Led by principal investigator Craig Lee, an oceanographer at the University of Washington’s Applied Physics Laboratory, researchers from around the world are conducting the longest and most extensive effort ever to track the melting of arctic sea ice. Members of the international research team hail from the United States, the Republic of Korea, the United Kingdom and France.
For the first time, golf fans will watch a Husky athlete compete at the Open Championship in Holyoke, England. Representing UW at this week’s tournament is Cheng-Tsung Pan, a senior communications major from Taiwan.
The New Ventures Facility is a business incubator providing startups critical access to University of Washington facilities and researchers. This year, the New Ventures Facility was ranked #1 among university business incubators by the 2014 University Business Incubators Global Index.
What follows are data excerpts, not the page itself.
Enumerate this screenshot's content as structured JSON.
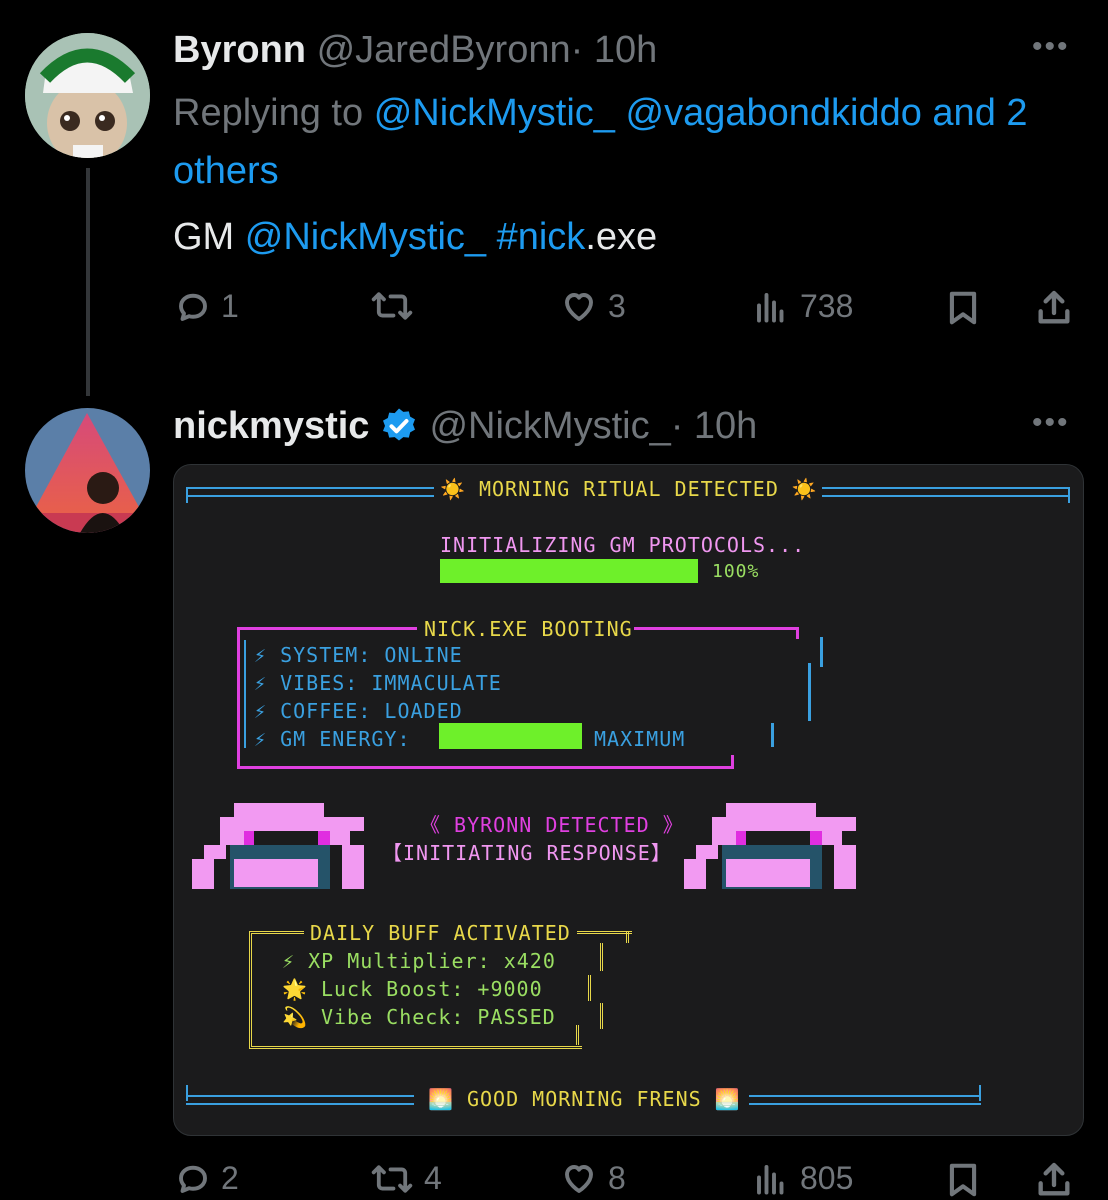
{
  "tweet1": {
    "display_name": "Byronn",
    "handle": "@JaredByronn",
    "time": "· 10h",
    "replying_prefix": "Replying to",
    "replying_mentions": "@NickMystic_ @vagabondkiddo",
    "replying_and": "and",
    "replying_others": "2 others",
    "text_gm": "GM",
    "text_mention": "@NickMystic_",
    "text_hashtag": "#nick",
    "text_suffix": ".exe",
    "stats": {
      "replies": "1",
      "likes": "3",
      "views": "738"
    }
  },
  "tweet2": {
    "display_name": "nickmystic",
    "handle": "@NickMystic_",
    "time": "· 10h",
    "stats": {
      "replies": "2",
      "reposts": "4",
      "likes": "8",
      "views": "805"
    }
  },
  "terminal": {
    "header": "☀️ MORNING RITUAL DETECTED ☀️",
    "init_text": "INITIALIZING GM PROTOCOLS...",
    "progress_percent": "100%",
    "progress_value": 1.0,
    "boot_title": "NICK.EXE BOOTING",
    "boot_lines": [
      "⚡ SYSTEM: ONLINE",
      "⚡ VIBES: IMMACULATE",
      "⚡ COFFEE: LOADED",
      "⚡ GM ENERGY:"
    ],
    "energy_label": "MAXIMUM",
    "detect_line": "《 BYRONN DETECTED 》",
    "response_line": "【INITIATING RESPONSE】",
    "buff_title": "DAILY BUFF ACTIVATED",
    "buff_lines": [
      "⚡ XP Multiplier: x420",
      "🌟 Luck Boost: +9000",
      "💫 Vibe Check: PASSED"
    ],
    "footer": "🌅 GOOD MORNING FRENS 🌅"
  },
  "icons": [
    "reply-icon",
    "repost-icon",
    "like-icon",
    "views-icon",
    "bookmark-icon",
    "share-icon",
    "more-icon",
    "verified-badge-icon"
  ],
  "colors": {
    "link": "#1d9bf0",
    "muted": "#71767b",
    "background": "#000000",
    "verified": "#1d9bf0"
  }
}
Dhruv Bhatli, the global index’s co-founder, said the New Ventures Facility was selected because it provided “exceptional quality to its clients [and] produced growth companies and high economic impact for the region.”
At last month’s TEDxUofW event, UW alumna Julia Robinson spoke candidly about the importance of human resources in solving global health challenges like AIDS. New technologies are getting a lot of buzz, she told the crowd, but supporting health workers is the best way to solve health challenges globally.
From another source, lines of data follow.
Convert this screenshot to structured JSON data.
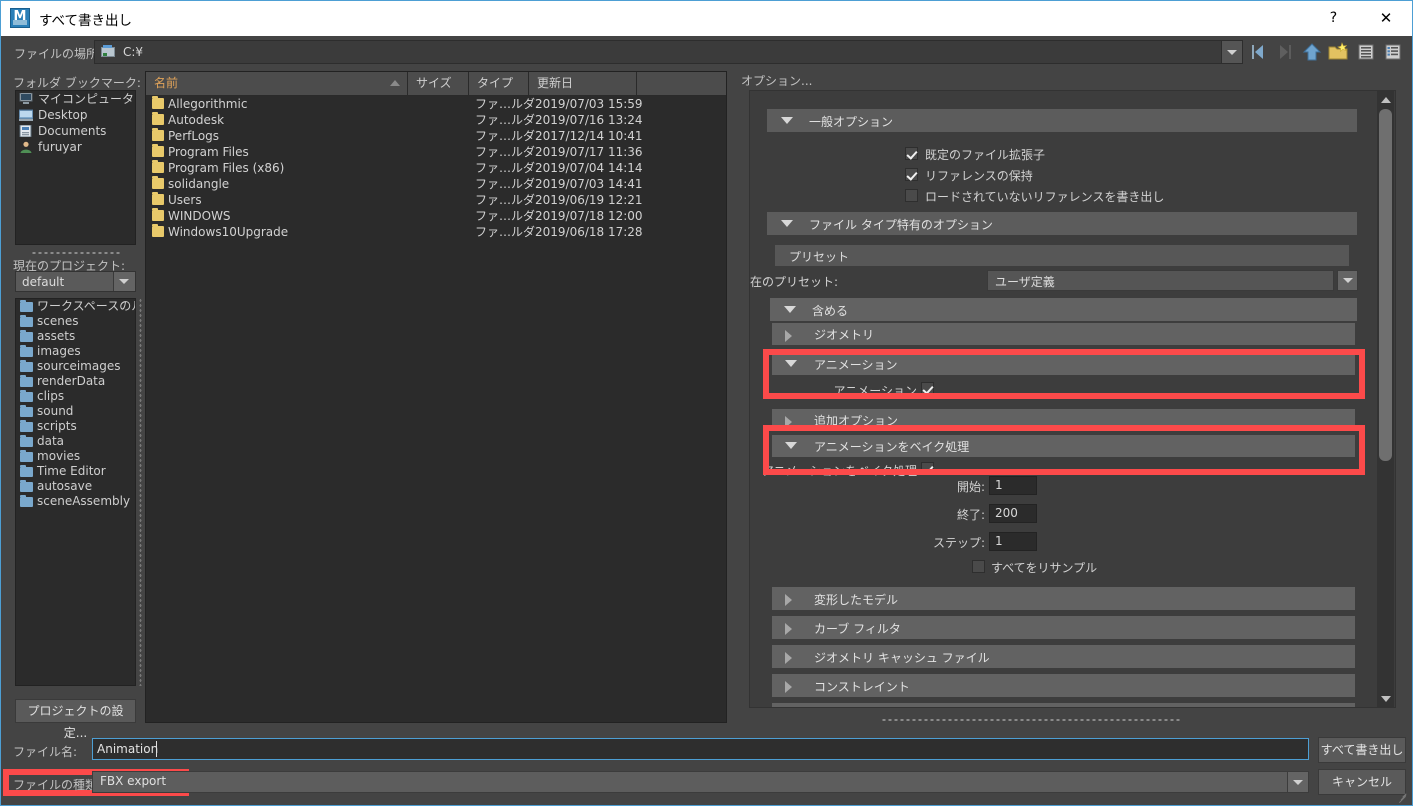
{
  "window": {
    "title": "すべて書き出し",
    "app_icon": "maya-icon",
    "help_label": "?",
    "close_label": "✕"
  },
  "pathbar": {
    "label": "ファイルの場所:",
    "value": "C:¥",
    "drive_icon": "drive-icon",
    "dropdown_icon": "chevron-down-icon",
    "tools": [
      {
        "name": "nav-back-icon",
        "title": "戻る"
      },
      {
        "name": "nav-forward-icon",
        "title": "進む"
      },
      {
        "name": "nav-up-icon",
        "title": "上へ"
      },
      {
        "name": "new-folder-icon",
        "title": "新しいフォルダ"
      },
      {
        "name": "list-view-icon",
        "title": "リスト表示"
      },
      {
        "name": "detail-view-icon",
        "title": "詳細表示"
      }
    ]
  },
  "sidebar": {
    "bookmarks_label": "フォルダ ブックマーク:",
    "bookmarks": [
      {
        "label": "マイコンピュータ",
        "icon": "computer-icon"
      },
      {
        "label": "Desktop",
        "icon": "desktop-icon"
      },
      {
        "label": "Documents",
        "icon": "documents-icon"
      },
      {
        "label": "furuyar",
        "icon": "user-icon"
      }
    ],
    "project_label": "現在のプロジェクト:",
    "project_value": "default",
    "project_folders": [
      "ワークスペースのルート",
      "scenes",
      "assets",
      "images",
      "sourceimages",
      "renderData",
      "clips",
      "sound",
      "scripts",
      "data",
      "movies",
      "Time Editor",
      "autosave",
      "sceneAssembly"
    ],
    "project_settings_button": "プロジェクトの設定..."
  },
  "filelist": {
    "columns": [
      "名前",
      "サイズ",
      "タイプ",
      "更新日"
    ],
    "sorted_column": "名前",
    "rows": [
      {
        "name": "Allegorithmic",
        "size": "",
        "type": "ファ…ルダ",
        "date": "2019/07/03 15:59"
      },
      {
        "name": "Autodesk",
        "size": "",
        "type": "ファ…ルダ",
        "date": "2019/07/16 13:24"
      },
      {
        "name": "PerfLogs",
        "size": "",
        "type": "ファ…ルダ",
        "date": "2017/12/14 10:41"
      },
      {
        "name": "Program Files",
        "size": "",
        "type": "ファ…ルダ",
        "date": "2019/07/17 11:36"
      },
      {
        "name": "Program Files (x86)",
        "size": "",
        "type": "ファ…ルダ",
        "date": "2019/07/04 14:14"
      },
      {
        "name": "solidangle",
        "size": "",
        "type": "ファ…ルダ",
        "date": "2019/07/03 14:41"
      },
      {
        "name": "Users",
        "size": "",
        "type": "ファ…ルダ",
        "date": "2019/06/19 12:21"
      },
      {
        "name": "WINDOWS",
        "size": "",
        "type": "ファ…ルダ",
        "date": "2019/07/18 12:00"
      },
      {
        "name": "Windows10Upgrade",
        "size": "",
        "type": "ファ…ルダ",
        "date": "2019/06/18 17:28"
      }
    ]
  },
  "options": {
    "title": "オプション...",
    "general": {
      "header": "一般オプション",
      "checkboxes": [
        {
          "label": "既定のファイル拡張子",
          "checked": true
        },
        {
          "label": "リファレンスの保持",
          "checked": true
        },
        {
          "label": "ロードされていないリファレンスを書き出し",
          "checked": false
        }
      ]
    },
    "filetype": {
      "header": "ファイル タイプ特有のオプション",
      "preset_bar": "プリセット",
      "current_preset_label": "現在のプリセット:",
      "current_preset_value": "ユーザ定義"
    },
    "include_header": "含める",
    "geometry_header": "ジオメトリ",
    "animation_header": "アニメーション",
    "animation_checkbox": {
      "label": "アニメーション",
      "checked": true
    },
    "extra_options_header": "追加オプション",
    "bake_header": "アニメーションをベイク処理",
    "bake_checkbox": {
      "label": "アニメーションをベイク処理",
      "checked": true
    },
    "fields": [
      {
        "label": "開始:",
        "value": "1"
      },
      {
        "label": "終了:",
        "value": "200"
      },
      {
        "label": "ステップ:",
        "value": "1"
      }
    ],
    "resample_checkbox": {
      "label": "すべてをリサンプル",
      "checked": false
    },
    "collapsed_sections": [
      "変形したモデル",
      "カーブ フィルタ",
      "ジオメトリ キャッシュ ファイル",
      "コンストレイント"
    ],
    "highlight_color": "#fc4a4a",
    "scrollbar": {
      "up_icon": "scroll-up-icon",
      "down_icon": "scroll-down-icon"
    }
  },
  "footer": {
    "filename_label": "ファイル名:",
    "filename_value": "Animation",
    "filetype_label": "ファイルの種類:",
    "filetype_value": "FBX export",
    "filetype_dropdown_icon": "chevron-down-icon",
    "export_button": "すべて書き出し",
    "cancel_button": "キャンセル"
  }
}
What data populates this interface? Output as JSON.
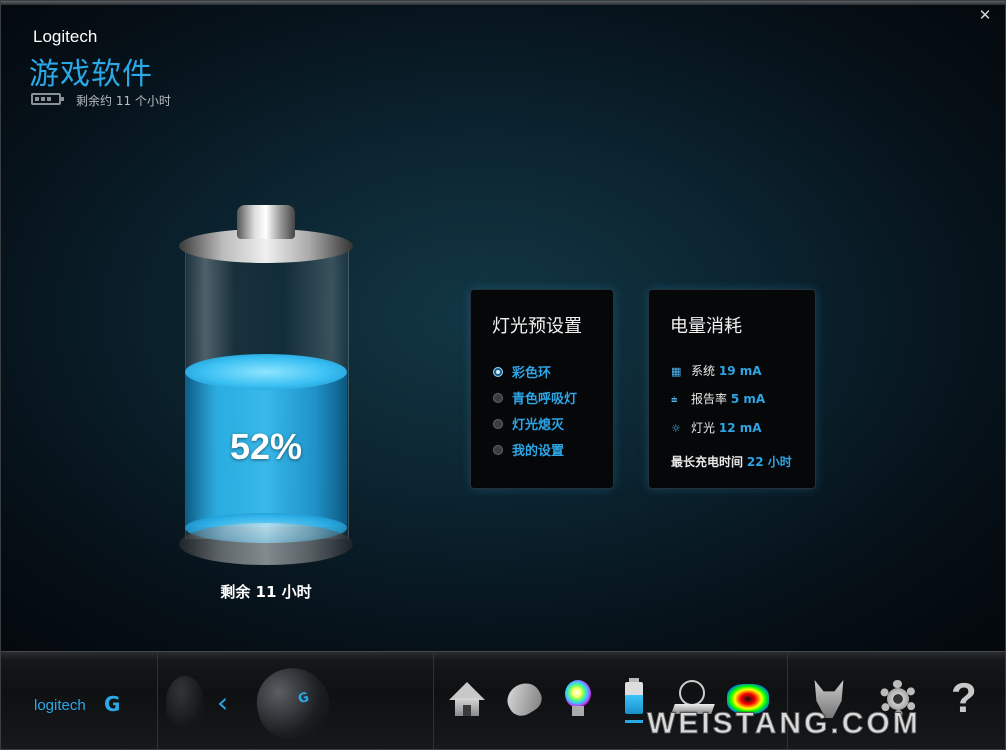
{
  "header": {
    "brand": "Logitech",
    "app_title": "游戏软件",
    "battery_remaining": "剩余约 11 个小时",
    "close_glyph": "✕"
  },
  "battery": {
    "percent_label": "52%",
    "percent": 52,
    "remaining": "剩余 11 小时"
  },
  "lighting_panel": {
    "title": "灯光预设置",
    "options": [
      {
        "label": "彩色环",
        "selected": true
      },
      {
        "label": "青色呼吸灯",
        "selected": false
      },
      {
        "label": "灯光熄灭",
        "selected": false
      },
      {
        "label": "我的设置",
        "selected": false
      }
    ]
  },
  "power_panel": {
    "title": "电量消耗",
    "rows": [
      {
        "label": "系统",
        "value": "19 mA",
        "icon": "chip-icon"
      },
      {
        "label": "报告率",
        "value": "5 mA",
        "icon": "report-rate-icon"
      },
      {
        "label": "灯光",
        "value": "12 mA",
        "icon": "light-icon"
      }
    ],
    "max_label": "最长充电时间",
    "max_value": "22 小时"
  },
  "bottombar": {
    "logo_text": "logitech",
    "logo_mark": "G",
    "back_glyph": "‹",
    "mouse_mark": "G",
    "help_glyph": "?",
    "watermark": "WEISTANG.COM"
  },
  "colors": {
    "accent": "#2aa9e6",
    "panel_bg": "#050709",
    "window_bg": "#061119"
  }
}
“I think technology is amazing, but I also believe… that technology needs people to implement it. We need to put that same level of effort into supporting health workers.”
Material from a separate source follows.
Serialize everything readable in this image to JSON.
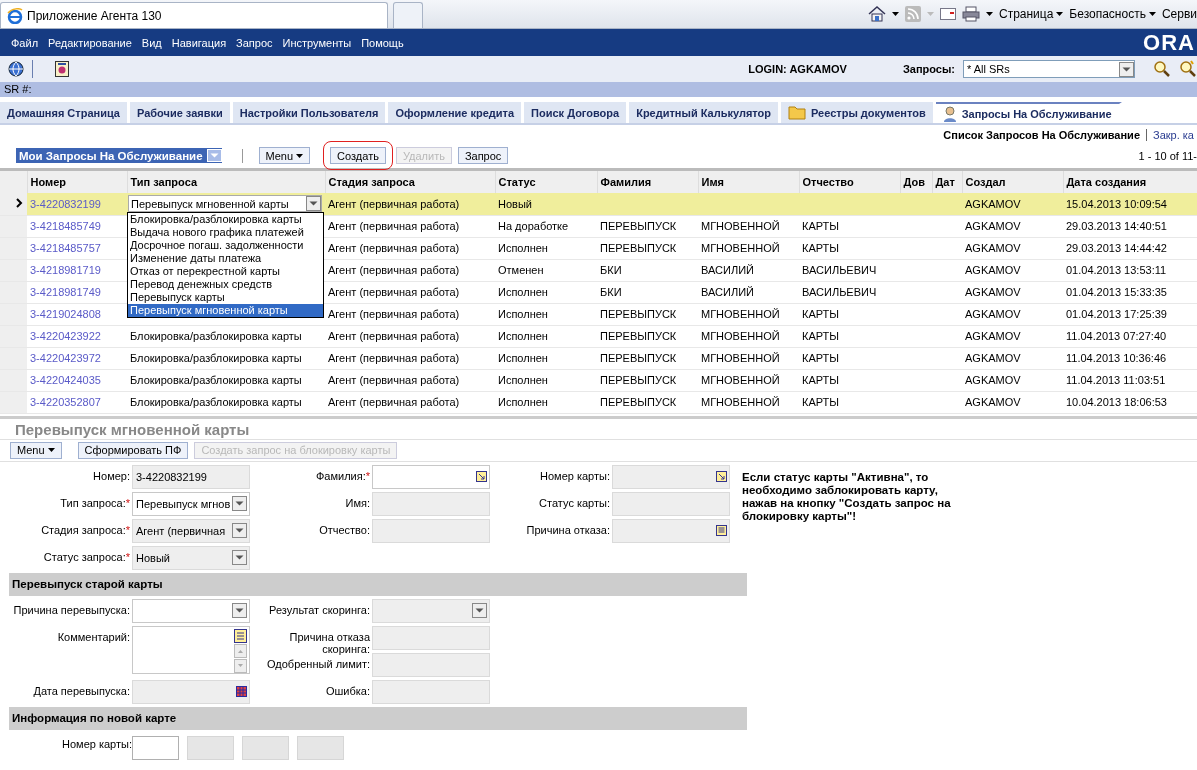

Julia is Deputy Director of Côte d’Ivoire Programs and Director of Advocacy Programs at Health Alliance International, a center of the UW Department of Global Health. She earned Master of Social Work and Master of Public Health degrees from the University of Washington.
College of Arts & Sciences Dean’s Medalist Jueqian Fang showed promise in the sciences during high school in China. However, she came to UW ready to explore new pathways. Drawn to the arts, Jueqian went on to double major, earning degrees in photomedia in the School of Art + Art History + Design and cinema studies in the Department of Comparative Literature.
While at UW Jueqian has displayed her artwork at exhibitions on campus as well as in a juried art show in Seattle’s Pioneer Square. She was selected as a Dean’s Medalist on the basis of academic performance and faculty recommendations.
English literature major Shangé Purnell was chosen for the honor of carrying the Arts & Sciences college banner at this weekend’s graduation. Study abroad played an important part her Husky Experience and helped develop her exciting future goals.
Shangé plans to earn a doctorate in English literature and teach at the college level. Through this work, she wants to help increase diversity in published literary works. She says, “the highbrow elite have set what is highbrow literature – Shakespeare and other mostly white European authors. We’re starting to get more diversity, but it’s still very narrow, it’s still a Eurocentric perspective. I realize that being a U.S. citizen I have been conditioned to have a Eurocentric view, but I’d like to give view to the people of color in this world.”
Beyond serving as an officer in the Black Student Union and as a member of the Students for Diversity Coalition, Shangé also sought new perspectives and leadership experience through international learning. Her experiences studying abroad in the United Kingdom and Ghana with UW faculty-led programs were important in developing her goals and provided new insight into diversity issues. Particularly while in Ghana, where she tutored school-aged children, Shangé tried to see world through fresh eyes. “We tried to look at it from not just a Western perspective,” she says.
Scholarships from UW Global Opportunities supported Shangé’s study abroad experiences. She received the GO! Scholarship for her trip to the United Kingdom, and the Fritz Scholarship for the next summer’s program in Ghana.
The government of Togo, a small West African country with a dwindling population of elephants, recently sought assistance from Samuel Wasser, Research Professor and Director of the UW Center for Conservation Biology. The Togolese government sought information about ivory thought to be illegal, and Wasser provided a report demonstrating that the ivory samples provided indeed came from illegal sources.
International experts predict that new forensic technologies like the ones used by Wasser will help illuminate origins and pathways of illegal ivory and eventually end the trade altogether.
In a review of over 1,700 studies from 188 countries, researchers from the University of Washington’s Institute of Health Metrics & Evaluation found that more than two billion people are now obese worldwide. No country has been able to curb rising obesity rates over the past 30 years.
Study leader and School of Public Health professor Christopher Murray as well as leaders from the World Health Organization and other national and international health agencies have commented on the results.
The Burke Museum of Natural History’s new Curator of Native American Anthropology is passionate about preserving indigenous culture. A native of Kodiak, Alaska, Dr. Sven Haakanson has conducted research and lived in Siberia. He received the MacArthur Foundation’s “genius” grant in 2007 for his work advocating for Native cultures, and plans to conduct further research in Russia.